Carpenter et al. showed that increase in age was accompanied with a decrease in respiratory forces (16). With increase in age, PI and PE max and their differences pre and post dialysis more significantly decreased. The more prominent increase in PI and PE max in older age indicates the increase in respiratory muscle atrophy. Dipp et al. (6) also showed an increase in muscle atrophy in advanced age and its association with decrease in PI and PE max.

Male gender was associated with higher maximal inspiratory pressure (MIP) and maximal expiratory pressure (MEP) (17). Patients on long-term hemodialysis show a significant decline in FVC following five years of treatment. Although the spirometry changes in chronic hemodialysis patients are reversible during the first years of renal replacement therapy, five years later these changes become irreversible (18).

Our study showed that increase in albumin is associated with increase in PI and PE max. Besides, the correlation between pre- and post-dialysis difference in PI and PE max significantly increased with shorter duration of disease (P=0.03), lower urea level (P=0.01), higher hemoglobin level (p=0.03), lower calcium level (P=0.02), and lower PTH and phosphorous level (P=0.04). It is speculated that decrease in albumin induces interstitial edema and decreases the pulmonary function. Bush and Gabriel (19) showed the same results and reported a decrease in albumin and decrease in pulmonary functions.

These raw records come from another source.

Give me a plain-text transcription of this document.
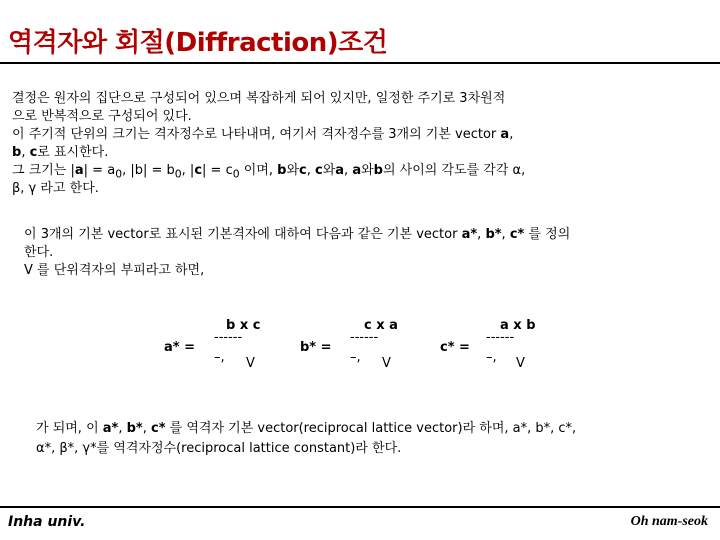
역격자와 회절(Diffraction)조건
결정은 원자의 집단으로 구성되어 있으며 복잡하게 되어 있지만, 일정한 주기로 3차원적
으로 반복적으로 구성되어 있다.
이 주기적 단위의 크기는 격자정수로 나타내며, 여기서 격자정수를 3개의 기본 vector a,
b, c로 표시한다.
그 크기는 $|a| = a_0$, $|b| = b_0$, $|c| = c_0$ 이며, b와c, c와a, a와b의 사이의 각도를 각각 α,
β, γ 라고 한다.
이 3개의 기본 vector로 표시된 기본격자에 대하여 다음과 같은 기본 vector a*, b*, c* 를 정의
한다.
V 를 단위격자의 부피라고 하면,
a* =
b x c
------
–, V
b* =
c x a
------
–, V
c* =
a x b
------
–, V
가 되며, 이 a*, b*, c* 를 역격자 기본 vector(reciprocal lattice vector)라 하며, a*, b*, c*,
α*, β*, γ*를 역격자정수(reciprocal lattice constant)라 한다.
Inha univ.	Oh nam-seok
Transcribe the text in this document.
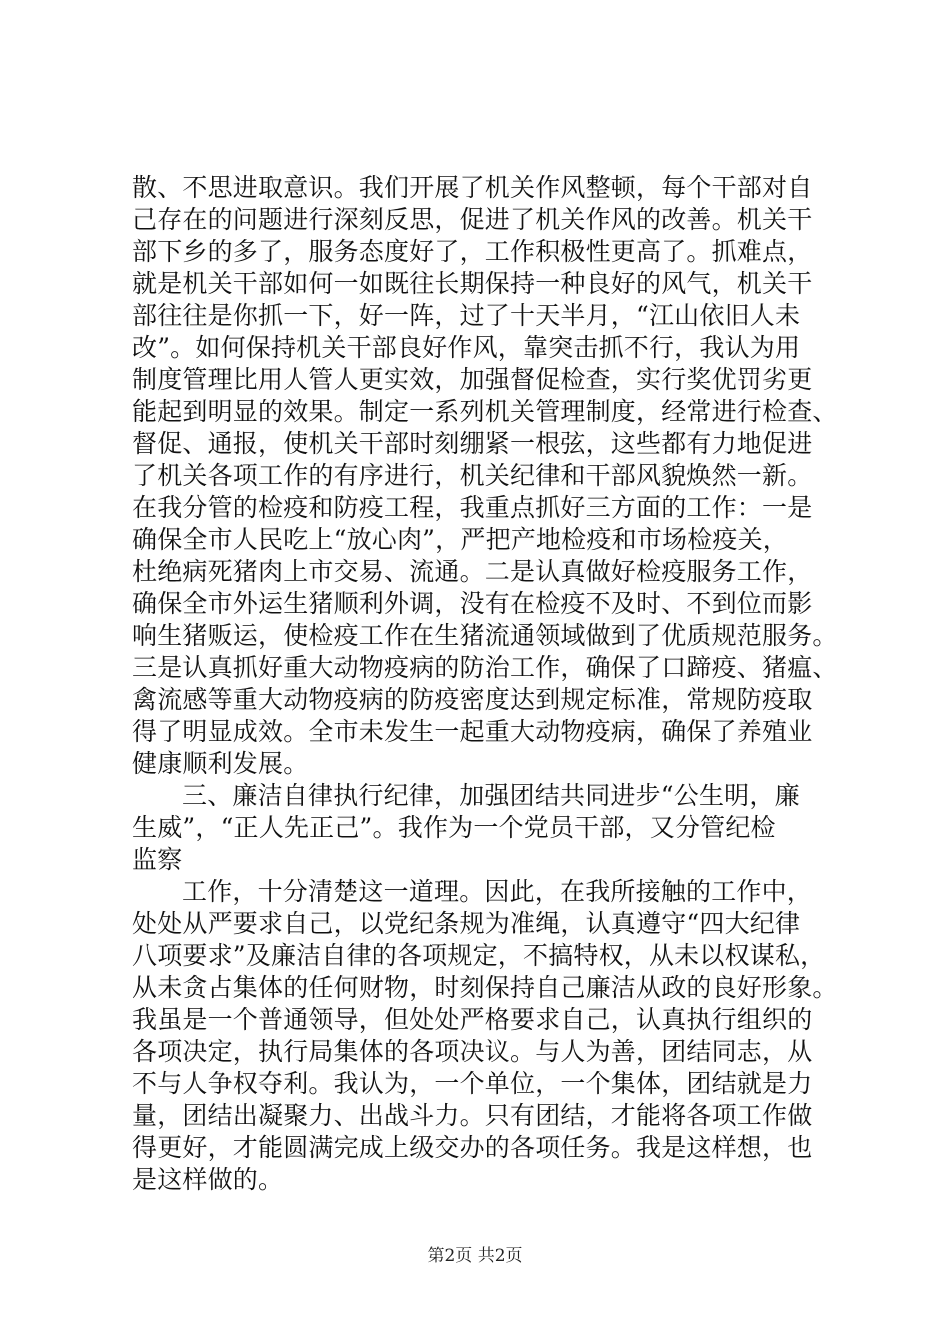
散、不思进取意识。我们开展了机关作风整顿，每个干部对自
己存在的问题进行深刻反思，促进了机关作风的改善。机关干
部下乡的多了，服务态度好了，工作积极性更高了。抓难点，
就是机关干部如何一如既往长期保持一种良好的风气，机关干
部往往是你抓一下，好一阵，过了十天半月，“江山依旧人未
改”。如何保持机关干部良好作风，靠突击抓不行，我认为用
制度管理比用人管人更实效，加强督促检查，实行奖优罚劣更
能起到明显的效果。制定一系列机关管理制度，经常进行检查、
督促、通报，使机关干部时刻绷紧一根弦，这些都有力地促进
了机关各项工作的有序进行，机关纪律和干部风貌焕然一新。
在我分管的检疫和防疫工程，我重点抓好三方面的工作：一是
确保全市人民吃上“放心肉”，严把产地检疫和市场检疫关，
杜绝病死猪肉上市交易、流通。二是认真做好检疫服务工作，
确保全市外运生猪顺利外调，没有在检疫不及时、不到位而影
响生猪贩运，使检疫工作在生猪流通领域做到了优质规范服务。
三是认真抓好重大动物疫病的防治工作，确保了口蹄疫、猪瘟、
禽流感等重大动物疫病的防疫密度达到规定标准，常规防疫取
得了明显成效。全市未发生一起重大动物疫病，确保了养殖业
健康顺利发展。
三、廉洁自律执行纪律，加强团结共同进步“公生明，廉
生威”，“正人先正己”。我作为一个党员干部，又分管纪检
监察
工作，十分清楚这一道理。因此，在我所接触的工作中，
处处从严要求自己，以党纪条规为准绳，认真遵守“四大纪律
八项要求”及廉洁自律的各项规定，不搞特权，从未以权谋私，
从未贪占集体的任何财物，时刻保持自己廉洁从政的良好形象。
我虽是一个普通领导，但处处严格要求自己，认真执行组织的
各项决定，执行局集体的各项决议。与人为善，团结同志，从
不与人争权夺利。我认为，一个单位，一个集体，团结就是力
量，团结出凝聚力、出战斗力。只有团结，才能将各项工作做
得更好，才能圆满完成上级交办的各项任务。我是这样想，也
是这样做的。
第2页 共2页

Our results showed that increase in urea decreases respiratory muscle force due to uremic myopathy and dialysis decreases urea and improves pulmonary function. Other study showed that the uremic myopathy induces loss of respiratory muscle bulk and decreases oxidative metabolism and muscle proteins. Therefore, dialysis seems to improve these indices by a decrease in urea (20).

In our patients, increase in calcium and phosphorous in accordance with serum PTH decreased PI and PE max. Puy et al. (21) described that hypercalcemia, hyperphosphatemia, alkalosis and alveolar damage, which predispose patients to pulmonary calcifications were associated with chronic kidney failure and decrease in pulmonary function. Another study reported a case of a uremic dialysis patient with severe secondary hyperparathyroidism, proximal muscle weakness and impaired respiratory muscle strength, the latter being assessed by maximal inspiratory pressure. After subtotal parathyroidectomy, they observed a marked improvement in respiratory muscle strength (27 vs. 87 cm H2O) and disappearance of proximal muscle weakness.

In conclusion, chronic renal failure can decrease respiratory muscle strength and function. Dialysis can improve respiratory muscle strength and their function. The PE max improves more significantly after dialysis. The amount of this improvement post-dialysis is correlated to other factors such as calcium, phosphorus and albumin levels. Further studies with larger sample sizes are recommended.